Shelf Life: New local fiction and poetry for your summer list
Death of a Lesser Man. Love crime fiction? Go local and check out the exploits of Inspector Eric Stride. Death of a Lesser Man is the gripping third book in Thomas Rendell Curran’s Inspector Stride detective fiction series. On a rainy night in 1947, gunshots ring out in a park in St. John’s. Inspector Stride arrives to discover Harrison Rose, a businessman and Great War veteran, dead at the scene. Is the motive business-related, or does it have something to do with long-past events that occurred during Rose’s time in the trenches? In bookstores now.
Wore Down Trust. For anyone who loves the blues and the gritty poetics of daily life. Michael Blouin’s book of poetry is written in A-A-B stanzas, like the blues that Wore Down Trust so deftly explores. The first section explores the life of Johnny Cash, from the heartache of losing his older brother in a mill accident to the salvation he found in June Carter. The second section introduces Nova Scotia poet Alden Nowlan, another talented writer who lived a hard life, albeit a less celebrated one. Throughout these sorrowful, stirring pages is Blouin’s own voice as he communes with, and confides in, these late, great blues artists. In bookstores now.
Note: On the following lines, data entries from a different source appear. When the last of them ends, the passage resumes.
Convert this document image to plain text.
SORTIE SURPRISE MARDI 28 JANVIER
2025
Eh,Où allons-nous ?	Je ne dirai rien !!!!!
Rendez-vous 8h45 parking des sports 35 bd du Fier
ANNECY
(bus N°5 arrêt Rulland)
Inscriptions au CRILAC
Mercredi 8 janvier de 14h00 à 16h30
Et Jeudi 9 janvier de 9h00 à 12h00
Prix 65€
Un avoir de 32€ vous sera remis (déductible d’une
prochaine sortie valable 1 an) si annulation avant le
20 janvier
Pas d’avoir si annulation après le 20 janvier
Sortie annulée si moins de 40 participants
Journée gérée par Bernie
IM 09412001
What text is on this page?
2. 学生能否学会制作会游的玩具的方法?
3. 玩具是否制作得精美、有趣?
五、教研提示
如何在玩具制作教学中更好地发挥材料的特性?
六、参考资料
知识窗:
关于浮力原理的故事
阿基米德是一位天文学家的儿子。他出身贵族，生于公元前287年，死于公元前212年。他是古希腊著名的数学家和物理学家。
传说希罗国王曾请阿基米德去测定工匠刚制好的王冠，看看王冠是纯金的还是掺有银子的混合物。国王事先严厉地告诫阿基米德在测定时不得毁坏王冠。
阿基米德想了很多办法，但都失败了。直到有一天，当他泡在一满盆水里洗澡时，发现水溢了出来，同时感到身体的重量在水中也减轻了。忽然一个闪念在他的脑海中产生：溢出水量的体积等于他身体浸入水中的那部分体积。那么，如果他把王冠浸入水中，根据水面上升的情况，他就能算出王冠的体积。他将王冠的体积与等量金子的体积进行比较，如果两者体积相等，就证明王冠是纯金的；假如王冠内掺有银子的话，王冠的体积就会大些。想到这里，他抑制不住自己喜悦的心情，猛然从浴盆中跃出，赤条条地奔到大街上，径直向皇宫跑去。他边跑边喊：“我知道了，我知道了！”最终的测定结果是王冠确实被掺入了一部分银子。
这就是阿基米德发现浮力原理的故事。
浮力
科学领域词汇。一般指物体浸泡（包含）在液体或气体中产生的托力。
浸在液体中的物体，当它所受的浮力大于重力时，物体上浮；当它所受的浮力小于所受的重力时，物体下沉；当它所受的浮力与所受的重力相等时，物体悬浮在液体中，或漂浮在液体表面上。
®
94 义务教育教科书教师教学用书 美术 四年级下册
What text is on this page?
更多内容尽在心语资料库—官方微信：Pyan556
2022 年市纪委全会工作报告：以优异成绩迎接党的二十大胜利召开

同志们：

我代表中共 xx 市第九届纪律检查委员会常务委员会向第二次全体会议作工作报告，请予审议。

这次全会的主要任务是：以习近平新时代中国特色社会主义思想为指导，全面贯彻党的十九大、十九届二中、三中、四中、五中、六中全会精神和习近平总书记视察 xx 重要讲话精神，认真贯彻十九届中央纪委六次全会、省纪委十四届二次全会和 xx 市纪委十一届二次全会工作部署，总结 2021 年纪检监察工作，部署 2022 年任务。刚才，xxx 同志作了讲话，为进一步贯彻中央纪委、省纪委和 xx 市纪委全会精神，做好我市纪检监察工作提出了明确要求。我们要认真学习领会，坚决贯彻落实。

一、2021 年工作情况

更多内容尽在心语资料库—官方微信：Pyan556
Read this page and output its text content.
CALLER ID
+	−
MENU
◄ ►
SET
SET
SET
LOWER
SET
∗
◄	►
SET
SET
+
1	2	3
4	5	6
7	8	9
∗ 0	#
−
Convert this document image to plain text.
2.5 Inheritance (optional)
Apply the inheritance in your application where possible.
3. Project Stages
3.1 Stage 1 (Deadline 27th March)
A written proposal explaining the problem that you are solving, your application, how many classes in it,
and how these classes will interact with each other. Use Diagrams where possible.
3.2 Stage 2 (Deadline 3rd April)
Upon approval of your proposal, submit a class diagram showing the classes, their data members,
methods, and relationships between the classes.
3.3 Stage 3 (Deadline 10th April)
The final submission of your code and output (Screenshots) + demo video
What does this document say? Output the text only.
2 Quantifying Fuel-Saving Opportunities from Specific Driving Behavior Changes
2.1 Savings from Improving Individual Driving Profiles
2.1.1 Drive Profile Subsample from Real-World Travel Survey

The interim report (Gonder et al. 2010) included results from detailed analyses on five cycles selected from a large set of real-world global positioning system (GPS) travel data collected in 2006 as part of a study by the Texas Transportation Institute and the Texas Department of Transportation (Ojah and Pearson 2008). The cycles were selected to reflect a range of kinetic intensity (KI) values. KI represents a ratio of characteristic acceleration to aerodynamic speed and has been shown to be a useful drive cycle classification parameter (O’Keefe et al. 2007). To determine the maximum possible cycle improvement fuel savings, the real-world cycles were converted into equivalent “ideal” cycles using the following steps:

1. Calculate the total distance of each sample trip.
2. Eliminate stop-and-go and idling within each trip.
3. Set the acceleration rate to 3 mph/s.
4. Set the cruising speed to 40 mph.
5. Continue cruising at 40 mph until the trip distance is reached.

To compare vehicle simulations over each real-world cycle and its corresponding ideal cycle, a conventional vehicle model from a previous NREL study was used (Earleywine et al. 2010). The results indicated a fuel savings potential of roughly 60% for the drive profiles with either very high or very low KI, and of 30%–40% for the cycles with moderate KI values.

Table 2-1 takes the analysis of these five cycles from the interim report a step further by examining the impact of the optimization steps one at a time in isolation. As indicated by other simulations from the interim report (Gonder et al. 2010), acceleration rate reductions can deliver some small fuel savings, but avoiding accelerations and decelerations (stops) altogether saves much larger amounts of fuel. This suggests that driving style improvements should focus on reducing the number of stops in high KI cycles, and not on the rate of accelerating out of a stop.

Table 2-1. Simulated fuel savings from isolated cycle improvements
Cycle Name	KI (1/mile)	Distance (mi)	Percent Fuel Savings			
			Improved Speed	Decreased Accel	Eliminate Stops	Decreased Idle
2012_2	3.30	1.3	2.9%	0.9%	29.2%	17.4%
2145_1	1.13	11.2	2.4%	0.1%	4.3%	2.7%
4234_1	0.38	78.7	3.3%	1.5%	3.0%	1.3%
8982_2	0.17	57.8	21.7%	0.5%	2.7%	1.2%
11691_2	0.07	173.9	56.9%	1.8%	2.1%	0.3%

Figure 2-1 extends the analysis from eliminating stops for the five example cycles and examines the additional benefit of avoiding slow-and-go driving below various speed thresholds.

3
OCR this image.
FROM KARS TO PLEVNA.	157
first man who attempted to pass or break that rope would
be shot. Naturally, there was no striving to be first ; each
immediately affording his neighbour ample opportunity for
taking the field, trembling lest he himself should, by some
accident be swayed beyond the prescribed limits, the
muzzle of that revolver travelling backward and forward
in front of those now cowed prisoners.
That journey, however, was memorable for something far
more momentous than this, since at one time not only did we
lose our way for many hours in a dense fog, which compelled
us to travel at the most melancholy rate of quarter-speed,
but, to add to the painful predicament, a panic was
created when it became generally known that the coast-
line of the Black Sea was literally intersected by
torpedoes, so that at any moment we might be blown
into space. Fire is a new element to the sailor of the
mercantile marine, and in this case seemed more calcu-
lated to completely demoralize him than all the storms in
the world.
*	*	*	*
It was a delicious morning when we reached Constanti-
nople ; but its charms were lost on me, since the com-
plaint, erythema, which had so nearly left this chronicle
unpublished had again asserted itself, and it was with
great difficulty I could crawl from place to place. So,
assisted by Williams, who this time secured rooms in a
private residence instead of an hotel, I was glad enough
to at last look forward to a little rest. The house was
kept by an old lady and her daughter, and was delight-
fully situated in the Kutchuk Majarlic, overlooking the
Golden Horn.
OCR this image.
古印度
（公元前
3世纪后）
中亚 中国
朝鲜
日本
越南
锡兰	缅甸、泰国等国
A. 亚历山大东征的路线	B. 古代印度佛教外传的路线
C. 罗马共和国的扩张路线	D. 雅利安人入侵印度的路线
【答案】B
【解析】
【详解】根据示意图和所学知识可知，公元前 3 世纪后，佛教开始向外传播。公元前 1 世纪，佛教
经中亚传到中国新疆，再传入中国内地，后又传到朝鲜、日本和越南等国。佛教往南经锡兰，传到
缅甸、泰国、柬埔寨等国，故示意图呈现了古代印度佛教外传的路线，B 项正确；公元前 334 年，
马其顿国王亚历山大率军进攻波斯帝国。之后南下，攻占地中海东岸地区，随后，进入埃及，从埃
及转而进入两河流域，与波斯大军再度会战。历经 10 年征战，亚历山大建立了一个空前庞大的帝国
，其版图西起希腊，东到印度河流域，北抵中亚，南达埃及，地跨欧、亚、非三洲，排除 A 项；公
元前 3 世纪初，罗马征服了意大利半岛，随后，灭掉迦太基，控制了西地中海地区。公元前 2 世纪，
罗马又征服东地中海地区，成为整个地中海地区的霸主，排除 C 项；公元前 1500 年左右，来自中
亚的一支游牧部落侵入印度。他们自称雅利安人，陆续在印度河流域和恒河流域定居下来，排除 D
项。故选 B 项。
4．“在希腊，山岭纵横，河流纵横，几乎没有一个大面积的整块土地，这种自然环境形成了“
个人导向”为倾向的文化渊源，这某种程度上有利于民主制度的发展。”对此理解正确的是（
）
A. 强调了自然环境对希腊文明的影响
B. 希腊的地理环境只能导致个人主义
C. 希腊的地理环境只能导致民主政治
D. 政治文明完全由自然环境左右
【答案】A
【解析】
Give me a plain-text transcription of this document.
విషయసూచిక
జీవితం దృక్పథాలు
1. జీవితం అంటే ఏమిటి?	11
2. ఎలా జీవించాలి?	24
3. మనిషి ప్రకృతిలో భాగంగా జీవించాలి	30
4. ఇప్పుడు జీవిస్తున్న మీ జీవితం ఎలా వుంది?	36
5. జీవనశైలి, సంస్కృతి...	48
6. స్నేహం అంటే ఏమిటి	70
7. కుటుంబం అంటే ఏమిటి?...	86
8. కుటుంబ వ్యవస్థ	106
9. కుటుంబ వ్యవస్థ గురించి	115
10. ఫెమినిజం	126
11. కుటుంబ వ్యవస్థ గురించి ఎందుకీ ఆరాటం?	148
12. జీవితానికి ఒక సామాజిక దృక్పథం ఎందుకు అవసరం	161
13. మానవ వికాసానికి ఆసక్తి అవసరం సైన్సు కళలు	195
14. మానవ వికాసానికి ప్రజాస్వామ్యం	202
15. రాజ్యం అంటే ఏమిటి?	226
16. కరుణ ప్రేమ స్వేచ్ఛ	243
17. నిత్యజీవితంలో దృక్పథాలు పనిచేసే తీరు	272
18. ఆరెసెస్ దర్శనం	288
Tilt. Not just for teens. This coming-of-age novel by award-winning local author Alan Cumyn is, in his own words, “essentially about being a 16-year-old boy — in this case about basketball and sex, and after a while the basketball falls away.” But there’s much more to it than that. Tilt tackles love, responsibility, family pressures, and growing up. Scheduled for release August 13. Cumyn will likely promote Tilt at the fall edition of the Writers Festival.